Fitch conferma rating all’Italia, BBB con outlook stabile

Roma, 18 nov. (askanews) – Fitch Ratings ha confermato il rating IDR (Issuer Default Rating) a lungo termine dell’Italia a ‘BBB’, con outlook stabile. È quanto si legge in una nota dell’agenzia di rating.

Tuttavia, si legge, “continuiamo ad aspettarci una forte decelerazione a partire dal quarto trimestre 2022, principalmente a causa dello shock energetico innescato dalla guerra in Ucraina. I prezzi dell’energia estremamente elevati e volatili costituiscono un grande shock negativo dell’offerta e del reddito per l’economia italiana. Questo si riflette in un sostanziale calo del commercio e dei redditi reali, nel deterioramento della fiducia delle imprese e delle famiglie, nell’impennata dell’inflazione e nella debolezza della domanda esterna. L’ultima previsione di crescita è del -0,4 per cento nel 2023 e del 2,2 per cento nel 2024”.

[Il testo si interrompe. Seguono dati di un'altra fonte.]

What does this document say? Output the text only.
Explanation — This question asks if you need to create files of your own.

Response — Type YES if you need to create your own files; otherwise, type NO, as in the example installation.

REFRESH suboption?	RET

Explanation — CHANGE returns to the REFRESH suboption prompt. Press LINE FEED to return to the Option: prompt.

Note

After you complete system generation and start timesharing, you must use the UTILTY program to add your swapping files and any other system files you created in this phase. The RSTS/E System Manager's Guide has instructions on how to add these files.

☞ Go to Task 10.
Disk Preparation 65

Secondo i piani fiscali del nuovo governo, prosegue la nota, “il disavanzo di bilancio diminuirà ulteriormente al 4,5 per cento e al 3,7 per cento del PIL rispettivamente nel 2023 e nel 2024”, prosegue la nota, “La nostra previsione di disavanzo è leggermente più alta, principalmente a causa della differenza nelle prospettive macroeconomiche, rispettivamente al 4,9 per cento del pil nel 2023 e al 4,3 per cento nel 2024. Il governo ha deciso di utilizzare la posizione di partenza migliore del previsto per fornire un sostegno temporaneo alle famiglie e alle aziende più vulnerabili per far fronte allo shock energetico”.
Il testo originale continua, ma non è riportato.